At the end of the unit students should be able to:

• understand basic concepts of optimisation;
• formulate practical linear problems mathematically, starting from the verbal description;
• understand the theory underlying the simplex method, including the theory of convex sets;
• solve "small" linear problems by the simplex method;
• prove correct the solution obtained to a "small" problem, without appealing to the simplex method;
• exploit duality in linear problems, understand the concept of sensitivity;
• find local optima of explicitly given functions of several variables, with or without constraints;
• identify convex and concave functions, understand their maths and relevance to optimisation;
• understand how the Kuhn-Tucker conditions wrap up the theoretical basis for the unit;
• interpret the results of an optimisation calculation in terms of the original practical problem.

Transferable Skills:

This is an eclectic course with relevance to a wide spectrum of Maths.

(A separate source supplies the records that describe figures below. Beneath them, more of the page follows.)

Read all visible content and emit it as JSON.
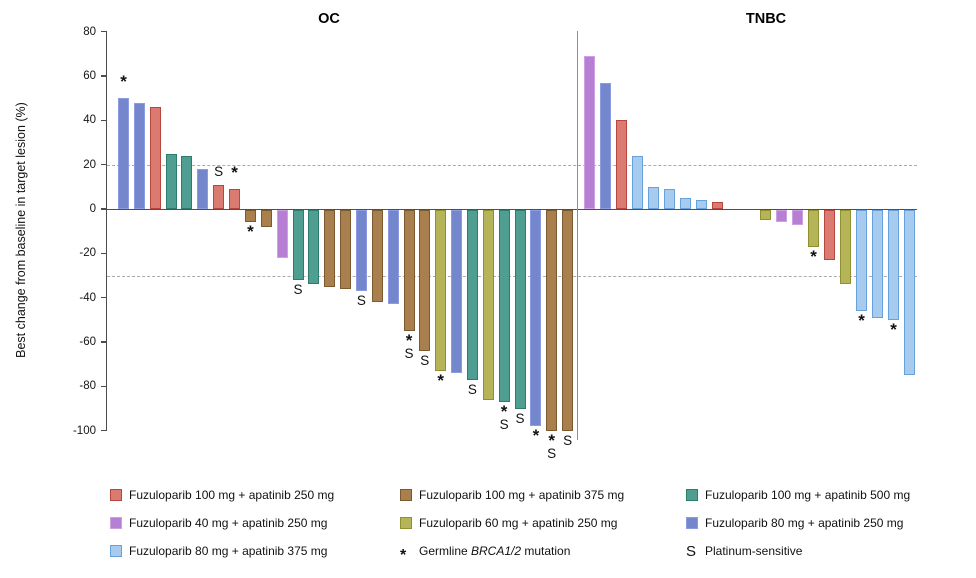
{
  "chart_data": {
    "type": "bar",
    "subtype": "waterfall",
    "ylabel": "Best change from baseline in target lesion (%)",
    "ylim": [
      -100,
      80
    ],
    "yticks": [
      80,
      60,
      40,
      20,
      0,
      -20,
      -40,
      -60,
      -80,
      -100
    ],
    "reference_lines": [
      20,
      -30
    ],
    "grid": false,
    "marker_meanings": {
      "*": "Germline BRCA1/2 mutation",
      "S": "Platinum-sensitive"
    },
    "groups": {
      "f100a250": {
        "label": "Fuzuloparib 100 mg + apatinib 250 mg",
        "fill": "#db7a70",
        "border": "#b8453e"
      },
      "f40a250": {
        "label": "Fuzuloparib 40 mg + apatinib 250 mg",
        "fill": "#b67fd3",
        "border": "#cf9fe4"
      },
      "f80a375": {
        "label": "Fuzuloparib 80 mg + apatinib 375 mg",
        "fill": "#a6cbef",
        "border": "#67a2dc"
      },
      "f100a375": {
        "label": "Fuzuloparib 100 mg + apatinib 375 mg",
        "fill": "#a87f4d",
        "border": "#7b5a2f"
      },
      "f60a250": {
        "label": "Fuzuloparib 60 mg + apatinib 250 mg",
        "fill": "#b5b458",
        "border": "#90902e"
      },
      "f100a500": {
        "label": "Fuzuloparib 100 mg + apatinib 500 mg",
        "fill": "#4e9e91",
        "border": "#2e7c6d"
      },
      "f80a250": {
        "label": "Fuzuloparib 80 mg + apatinib 250 mg",
        "fill": "#7486cc",
        "border": "#8d9ce2"
      }
    },
    "panels": [
      {
        "title": "OC",
        "bars": [
          {
            "group": "f80a250",
            "value": 50,
            "markers": [
              "*"
            ]
          },
          {
            "group": "f80a250",
            "value": 48
          },
          {
            "group": "f100a250",
            "value": 46
          },
          {
            "group": "f100a500",
            "value": 25
          },
          {
            "group": "f100a500",
            "value": 24
          },
          {
            "group": "f80a250",
            "value": 18
          },
          {
            "group": "f100a250",
            "value": 11,
            "markers": [
              "S"
            ]
          },
          {
            "group": "f100a250",
            "value": 9,
            "markers": [
              "*"
            ]
          },
          {
            "group": "f100a375",
            "value": -6,
            "markers": [
              "*"
            ]
          },
          {
            "group": "f100a375",
            "value": -8
          },
          {
            "group": "f40a250",
            "value": -22
          },
          {
            "group": "f100a500",
            "value": -32,
            "markers": [
              "S"
            ]
          },
          {
            "group": "f100a500",
            "value": -34
          },
          {
            "group": "f100a375",
            "value": -35
          },
          {
            "group": "f100a375",
            "value": -36
          },
          {
            "group": "f80a250",
            "value": -37,
            "markers": [
              "S"
            ]
          },
          {
            "group": "f100a375",
            "value": -42
          },
          {
            "group": "f80a250",
            "value": -43
          },
          {
            "group": "f100a375",
            "value": -55,
            "markers": [
              "*",
              "S"
            ]
          },
          {
            "group": "f100a375",
            "value": -64,
            "markers": [
              "S"
            ]
          },
          {
            "group": "f60a250",
            "value": -73,
            "markers": [
              "*"
            ]
          },
          {
            "group": "f80a250",
            "value": -74
          },
          {
            "group": "f100a500",
            "value": -77,
            "markers": [
              "S"
            ]
          },
          {
            "group": "f60a250",
            "value": -86
          },
          {
            "group": "f100a500",
            "value": -87,
            "markers": [
              "*",
              "S"
            ]
          },
          {
            "group": "f100a500",
            "value": -90,
            "markers": [
              "S"
            ]
          },
          {
            "group": "f80a250",
            "value": -98,
            "markers": [
              "*"
            ]
          },
          {
            "group": "f100a375",
            "value": -100,
            "markers": [
              "*",
              "S"
            ]
          },
          {
            "group": "f100a375",
            "value": -100,
            "markers": [
              "S"
            ]
          }
        ]
      },
      {
        "title": "TNBC",
        "bars": [
          {
            "group": "f40a250",
            "value": 69
          },
          {
            "group": "f80a250",
            "value": 57
          },
          {
            "group": "f100a250",
            "value": 40
          },
          {
            "group": "f80a375",
            "value": 24
          },
          {
            "group": "f80a375",
            "value": 10
          },
          {
            "group": "f80a375",
            "value": 9
          },
          {
            "group": "f80a375",
            "value": 5
          },
          {
            "group": "f80a375",
            "value": 4
          },
          {
            "group": "f100a250",
            "value": 3
          },
          {
            "group": null,
            "value": 0
          },
          {
            "group": null,
            "value": 0
          },
          {
            "group": "f60a250",
            "value": -5
          },
          {
            "group": "f40a250",
            "value": -6
          },
          {
            "group": "f40a250",
            "value": -7
          },
          {
            "group": "f60a250",
            "value": -17,
            "markers": [
              "*"
            ]
          },
          {
            "group": "f100a250",
            "value": -23
          },
          {
            "group": "f60a250",
            "value": -34
          },
          {
            "group": "f80a375",
            "value": -46,
            "markers": [
              "*"
            ]
          },
          {
            "group": "f80a375",
            "value": -49
          },
          {
            "group": "f80a375",
            "value": -50,
            "markers": [
              "*"
            ]
          },
          {
            "group": "f80a375",
            "value": -75
          }
        ]
      }
    ]
  },
  "legend": {
    "columns": [
      {
        "items": [
          {
            "type": "swatch",
            "group": "f100a250"
          },
          {
            "type": "swatch",
            "group": "f40a250"
          },
          {
            "type": "swatch",
            "group": "f80a375"
          }
        ]
      },
      {
        "items": [
          {
            "type": "swatch",
            "group": "f100a375"
          },
          {
            "type": "swatch",
            "group": "f60a250"
          },
          {
            "type": "symbol",
            "symbol": "*",
            "label_prefix": "Germline ",
            "label_italic": "BRCA1/2",
            "label_suffix": " mutation"
          }
        ]
      },
      {
        "items": [
          {
            "type": "swatch",
            "group": "f100a500"
          },
          {
            "type": "swatch",
            "group": "f80a250"
          },
          {
            "type": "symbol",
            "symbol": "S",
            "label": "Platinum-sensitive"
          }
        ]
      }
    ]
  }
}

Intelligence and imagination; mathematical formulation of complex "real-world" problems that are presented in continuous prose; communication to non-mathematicians of the results of a mathematical investigation.

Teaching Information

Lectures; discussions in Problems classes. Homework will be of critical importance and an average student is expected to invest some 5 hours a week into it. There is a lot of software, designed for optimisation, some being available online, yet using it is not part of the course. Students are expected to do independent study and reading.

Assessment Information

The final assessment mark for the unit is calculated 100% from a standard rubric examination in April. This means a 2½-hour written exam consisting of FIVE questions; your best FOUR will be counted towards the exam mark. Candidates may bring one A4 double-sided sheet of notes into the exam. Calculators of an approved type (non-programmable, no text facility) are permitted in the examination.

Reading and References

There will be no regular printed notes distributed, yet the course is accompanied by a series of handouts which address the majority of the difficult issues involved.

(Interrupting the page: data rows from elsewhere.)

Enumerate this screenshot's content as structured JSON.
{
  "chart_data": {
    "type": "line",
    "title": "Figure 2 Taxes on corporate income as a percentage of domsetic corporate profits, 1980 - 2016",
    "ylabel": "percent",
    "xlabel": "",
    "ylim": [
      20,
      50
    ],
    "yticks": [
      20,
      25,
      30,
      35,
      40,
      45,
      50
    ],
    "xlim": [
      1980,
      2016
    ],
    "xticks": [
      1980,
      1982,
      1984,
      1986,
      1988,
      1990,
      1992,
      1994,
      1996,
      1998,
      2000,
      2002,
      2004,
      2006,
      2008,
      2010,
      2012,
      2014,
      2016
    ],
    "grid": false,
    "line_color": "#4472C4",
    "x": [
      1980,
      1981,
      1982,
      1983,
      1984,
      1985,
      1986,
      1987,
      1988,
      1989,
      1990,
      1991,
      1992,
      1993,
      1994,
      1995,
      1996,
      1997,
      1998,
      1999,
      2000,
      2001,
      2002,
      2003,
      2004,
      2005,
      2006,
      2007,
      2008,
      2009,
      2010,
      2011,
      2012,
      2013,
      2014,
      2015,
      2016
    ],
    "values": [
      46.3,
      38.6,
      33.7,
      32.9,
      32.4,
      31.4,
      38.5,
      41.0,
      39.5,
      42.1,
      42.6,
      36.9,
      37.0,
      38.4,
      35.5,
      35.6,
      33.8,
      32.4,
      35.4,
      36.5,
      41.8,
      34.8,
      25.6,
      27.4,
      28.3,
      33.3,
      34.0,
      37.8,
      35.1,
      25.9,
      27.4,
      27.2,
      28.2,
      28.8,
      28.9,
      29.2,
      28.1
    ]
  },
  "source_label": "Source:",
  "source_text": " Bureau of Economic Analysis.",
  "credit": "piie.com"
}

The unit is not based on a single book, and there is no mandatory text. However, the following books are highly recommended. There are many other texts covering various parts of the unit: try browsing in the shelves QA402 and T57 in Queen's Building Library. They can be used to get different perspectives on the material covered.

• J.N. Franklin, Methods of Mathematical Economics: Linear and Nonlinear Programming, Fixed-Point Theorems (recently published as SIAM Classics in Applied Mathematics 37). Excellent book, though sometimes quite advanced. Best for theory. However, the simplex method per se within the unit's limits would be more accessible elsewhere.
• W. L. Winston, Introduction to Mathematical Programming (on reserve in the Library). Parts of chapters 3, 4, 5, 6, 12 are relevant to this unit. An antipode to Franklin's book, designed for MBA's. Much of this book is at the easy level for the theory, and it has many examples.
• H.P. Williams, Model Solving in Mathematical Programming (on reserve in the Library). Clearly written, covers in detail the "linear" part of the course and goes on to more advanced material.
• E.M.L. Beale, Introduction to Optimization (Wiley). Brief, clear, covers a good deal of the course.
• R. Hartley, Linear and Nonlinear Programming. More detailed than Beale, but does not cover so many topics.
• G.R. Walsh, An Intorduction to Linear Programming. The title is self-explanatory, the book has a good level of detail and complexity. Among other things, it contains a good exposition of the Ellipsoid algorithm, which however is beyond the unit's scope.